Но такой школы не существовало, и, когда он поздно вечером приехал в Нью-Йорк, шел дождь и привокзальные улицы, казалось, окутывала атмосфера эротических преступлений. Он остановился в гостинице и, продолжая свои поиски истины, решил, что он не кто иной, как гомосексуальный девственник в дешевой гостинице. Он никогда не отдавал себе отчета в своем сходстве с тетей Гонорой, но, когда он размышлял, хрустя пальцами и вытягивая шею, ход его рассуждений был такой же, как у старой дамы. Если он станет педерастом, то станет им открыто. Он будет носить браслеты и прикалывать розу к петлице пиджака. Он будет организатором педерастов, их оратором и пророком. Он заставит общество, правительство и закон признать их право на существование. У них будут свои клубы, не какие-нибудь воры для тайных встреч, а широкие, публичные организации вроде Союза говорящих на английском языке. Больше всего угнетало Каверли то, что он оказался неспособен выполнить свои обязательства перед родителями; он сел к столу и написал письмо Лиэндеру.

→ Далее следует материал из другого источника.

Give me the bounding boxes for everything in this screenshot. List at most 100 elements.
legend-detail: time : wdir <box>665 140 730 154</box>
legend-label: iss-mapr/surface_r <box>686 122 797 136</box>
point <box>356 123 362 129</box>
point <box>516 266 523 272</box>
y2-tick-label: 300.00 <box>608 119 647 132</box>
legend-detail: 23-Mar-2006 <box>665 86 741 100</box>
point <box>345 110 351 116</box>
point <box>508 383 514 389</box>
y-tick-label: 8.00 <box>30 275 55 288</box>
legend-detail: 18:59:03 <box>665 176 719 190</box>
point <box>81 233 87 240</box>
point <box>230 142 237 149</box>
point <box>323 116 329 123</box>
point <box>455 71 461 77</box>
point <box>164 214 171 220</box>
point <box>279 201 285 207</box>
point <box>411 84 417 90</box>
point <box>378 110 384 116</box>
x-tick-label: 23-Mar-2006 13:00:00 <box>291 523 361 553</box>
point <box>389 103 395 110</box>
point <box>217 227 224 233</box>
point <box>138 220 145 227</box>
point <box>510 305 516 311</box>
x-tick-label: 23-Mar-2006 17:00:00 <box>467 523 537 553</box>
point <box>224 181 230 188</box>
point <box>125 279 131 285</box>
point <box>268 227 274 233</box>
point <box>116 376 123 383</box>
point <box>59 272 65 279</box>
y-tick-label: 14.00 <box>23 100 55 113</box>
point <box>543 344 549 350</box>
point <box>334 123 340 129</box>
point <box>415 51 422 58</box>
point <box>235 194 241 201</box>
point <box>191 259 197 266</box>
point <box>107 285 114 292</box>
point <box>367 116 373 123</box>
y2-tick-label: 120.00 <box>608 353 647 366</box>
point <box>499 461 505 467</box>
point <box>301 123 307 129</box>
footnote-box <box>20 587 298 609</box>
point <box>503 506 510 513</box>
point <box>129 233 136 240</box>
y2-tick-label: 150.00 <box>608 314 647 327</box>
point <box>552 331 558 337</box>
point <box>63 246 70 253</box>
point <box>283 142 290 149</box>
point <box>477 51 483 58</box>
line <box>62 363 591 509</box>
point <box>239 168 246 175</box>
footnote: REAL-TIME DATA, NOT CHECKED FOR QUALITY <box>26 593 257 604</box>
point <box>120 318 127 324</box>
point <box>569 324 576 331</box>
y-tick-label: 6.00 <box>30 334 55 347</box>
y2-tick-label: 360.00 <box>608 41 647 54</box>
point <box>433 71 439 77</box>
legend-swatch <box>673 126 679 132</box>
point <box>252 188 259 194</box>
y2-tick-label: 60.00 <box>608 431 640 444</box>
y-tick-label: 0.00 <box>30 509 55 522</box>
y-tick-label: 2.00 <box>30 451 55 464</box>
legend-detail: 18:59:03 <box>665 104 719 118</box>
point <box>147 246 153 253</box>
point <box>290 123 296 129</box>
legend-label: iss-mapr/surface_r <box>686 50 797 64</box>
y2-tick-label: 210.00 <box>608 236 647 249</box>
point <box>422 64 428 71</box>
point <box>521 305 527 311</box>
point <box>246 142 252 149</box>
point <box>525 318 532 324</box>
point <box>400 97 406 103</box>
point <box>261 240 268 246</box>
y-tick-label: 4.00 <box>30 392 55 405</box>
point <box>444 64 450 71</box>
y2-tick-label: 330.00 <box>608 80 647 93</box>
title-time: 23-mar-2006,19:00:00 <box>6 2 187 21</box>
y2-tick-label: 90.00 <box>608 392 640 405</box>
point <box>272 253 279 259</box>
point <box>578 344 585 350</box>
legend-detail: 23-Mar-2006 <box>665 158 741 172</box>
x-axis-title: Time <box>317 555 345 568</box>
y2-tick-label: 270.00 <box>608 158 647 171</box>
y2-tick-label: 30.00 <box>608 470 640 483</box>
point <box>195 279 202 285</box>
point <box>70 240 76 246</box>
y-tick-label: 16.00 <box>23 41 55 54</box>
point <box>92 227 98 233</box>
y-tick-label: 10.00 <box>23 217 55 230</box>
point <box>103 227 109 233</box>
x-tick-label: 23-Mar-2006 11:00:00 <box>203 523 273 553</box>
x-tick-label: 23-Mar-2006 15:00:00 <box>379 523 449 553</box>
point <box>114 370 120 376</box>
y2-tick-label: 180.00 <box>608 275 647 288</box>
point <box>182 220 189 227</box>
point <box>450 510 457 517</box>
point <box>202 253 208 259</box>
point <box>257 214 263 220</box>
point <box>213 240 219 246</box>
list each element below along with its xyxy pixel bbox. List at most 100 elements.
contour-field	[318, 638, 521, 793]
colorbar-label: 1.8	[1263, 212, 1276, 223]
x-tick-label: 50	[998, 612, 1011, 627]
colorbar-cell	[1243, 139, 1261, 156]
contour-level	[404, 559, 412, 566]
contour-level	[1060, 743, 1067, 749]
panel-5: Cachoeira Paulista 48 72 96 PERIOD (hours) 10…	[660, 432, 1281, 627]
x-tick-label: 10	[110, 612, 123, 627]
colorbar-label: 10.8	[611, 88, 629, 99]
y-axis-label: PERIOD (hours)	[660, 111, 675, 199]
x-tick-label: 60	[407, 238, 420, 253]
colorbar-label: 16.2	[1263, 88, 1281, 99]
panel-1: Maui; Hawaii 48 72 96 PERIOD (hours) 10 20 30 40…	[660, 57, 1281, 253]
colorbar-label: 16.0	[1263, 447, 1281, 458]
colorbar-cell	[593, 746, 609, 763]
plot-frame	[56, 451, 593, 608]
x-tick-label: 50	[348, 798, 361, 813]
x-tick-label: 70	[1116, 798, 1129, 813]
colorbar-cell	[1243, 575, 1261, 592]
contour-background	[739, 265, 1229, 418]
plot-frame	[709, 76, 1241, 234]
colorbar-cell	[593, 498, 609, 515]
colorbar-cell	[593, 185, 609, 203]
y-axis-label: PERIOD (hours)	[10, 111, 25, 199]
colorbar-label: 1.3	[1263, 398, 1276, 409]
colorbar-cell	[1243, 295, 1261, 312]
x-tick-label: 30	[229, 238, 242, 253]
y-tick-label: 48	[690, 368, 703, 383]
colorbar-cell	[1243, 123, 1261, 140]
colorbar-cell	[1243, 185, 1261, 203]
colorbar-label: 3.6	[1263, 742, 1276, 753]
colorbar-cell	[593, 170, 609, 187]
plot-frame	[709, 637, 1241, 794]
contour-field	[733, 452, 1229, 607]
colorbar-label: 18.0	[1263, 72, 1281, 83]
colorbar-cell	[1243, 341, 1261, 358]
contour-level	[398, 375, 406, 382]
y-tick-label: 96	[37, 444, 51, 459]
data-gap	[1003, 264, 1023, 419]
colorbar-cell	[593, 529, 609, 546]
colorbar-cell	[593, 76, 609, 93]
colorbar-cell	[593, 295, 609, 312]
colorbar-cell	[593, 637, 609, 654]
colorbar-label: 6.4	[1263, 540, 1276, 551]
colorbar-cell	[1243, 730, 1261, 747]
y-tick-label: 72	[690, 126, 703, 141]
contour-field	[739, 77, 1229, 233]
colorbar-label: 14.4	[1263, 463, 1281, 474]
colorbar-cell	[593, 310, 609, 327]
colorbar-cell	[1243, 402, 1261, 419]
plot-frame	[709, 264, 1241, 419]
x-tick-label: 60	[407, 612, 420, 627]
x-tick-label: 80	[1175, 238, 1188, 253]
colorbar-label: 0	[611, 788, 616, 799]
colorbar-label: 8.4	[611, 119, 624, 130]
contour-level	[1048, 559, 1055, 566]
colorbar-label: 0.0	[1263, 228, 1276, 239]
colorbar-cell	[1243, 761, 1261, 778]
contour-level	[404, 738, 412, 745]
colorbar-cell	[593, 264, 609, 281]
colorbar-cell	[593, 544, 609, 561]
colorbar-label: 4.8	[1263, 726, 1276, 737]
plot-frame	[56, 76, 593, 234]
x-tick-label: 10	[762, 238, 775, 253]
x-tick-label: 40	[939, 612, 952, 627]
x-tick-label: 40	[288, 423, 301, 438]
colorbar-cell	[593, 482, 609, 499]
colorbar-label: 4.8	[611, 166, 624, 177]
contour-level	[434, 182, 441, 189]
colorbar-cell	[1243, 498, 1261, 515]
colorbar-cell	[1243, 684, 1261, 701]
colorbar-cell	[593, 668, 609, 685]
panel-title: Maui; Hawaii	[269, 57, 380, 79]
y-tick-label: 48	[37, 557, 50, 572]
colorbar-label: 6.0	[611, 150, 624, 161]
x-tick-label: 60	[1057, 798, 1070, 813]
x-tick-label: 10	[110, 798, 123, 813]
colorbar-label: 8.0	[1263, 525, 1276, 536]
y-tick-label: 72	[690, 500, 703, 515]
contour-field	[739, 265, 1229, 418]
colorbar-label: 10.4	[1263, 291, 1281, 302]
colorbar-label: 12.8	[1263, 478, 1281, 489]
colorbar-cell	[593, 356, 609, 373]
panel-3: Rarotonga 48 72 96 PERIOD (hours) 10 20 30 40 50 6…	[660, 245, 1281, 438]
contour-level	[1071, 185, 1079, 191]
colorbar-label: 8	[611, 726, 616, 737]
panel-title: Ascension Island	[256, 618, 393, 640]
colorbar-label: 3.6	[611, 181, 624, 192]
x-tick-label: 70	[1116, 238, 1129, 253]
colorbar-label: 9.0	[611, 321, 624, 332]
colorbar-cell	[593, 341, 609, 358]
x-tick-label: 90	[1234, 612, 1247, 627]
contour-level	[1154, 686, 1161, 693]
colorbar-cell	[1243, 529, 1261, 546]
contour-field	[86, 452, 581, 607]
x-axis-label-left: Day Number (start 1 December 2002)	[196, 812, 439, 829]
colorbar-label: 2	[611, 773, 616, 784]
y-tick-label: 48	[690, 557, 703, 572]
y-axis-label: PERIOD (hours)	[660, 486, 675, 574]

Утренним поездом Каверли приехал в "Светлый приют" и при виде брата подумал о том, как прочна была их дружба. Они обнялись, обменялись увесистыми тумаками, сели в старый "роллс-ройс", и через мгновение Каверли перешел от мучительных опасений к жизни, казавшейся здоровой и простой, напоминавшей ему только о хорошем. Разве может быть плохо, спрашивал он сам себя, что он мысленно как бы вернулся в отчий дом? Разве может быть плохо, что он чувствует себя так, словно он опять на ферме и просто едет в Травертин, чтобы участвовать на "Торне" в соревнованиях? Они проехали ворота и пошли пешком через парк; Мозес тем временем рассказывал, что будет жить в "Светлом приюте" только до осени, что для Мелисы это родной дом. Башни и зубчатые стены произвели на Каверли большое впечатление, но он не удивился, потому что в его восприятие мира всегда входило убеждение, что Мозес будет счастливей, чем он. Мелиса еще лежала в постели, но скоро должна была сойти вниз. Они собирались устроить пикник у плавательного бассейна.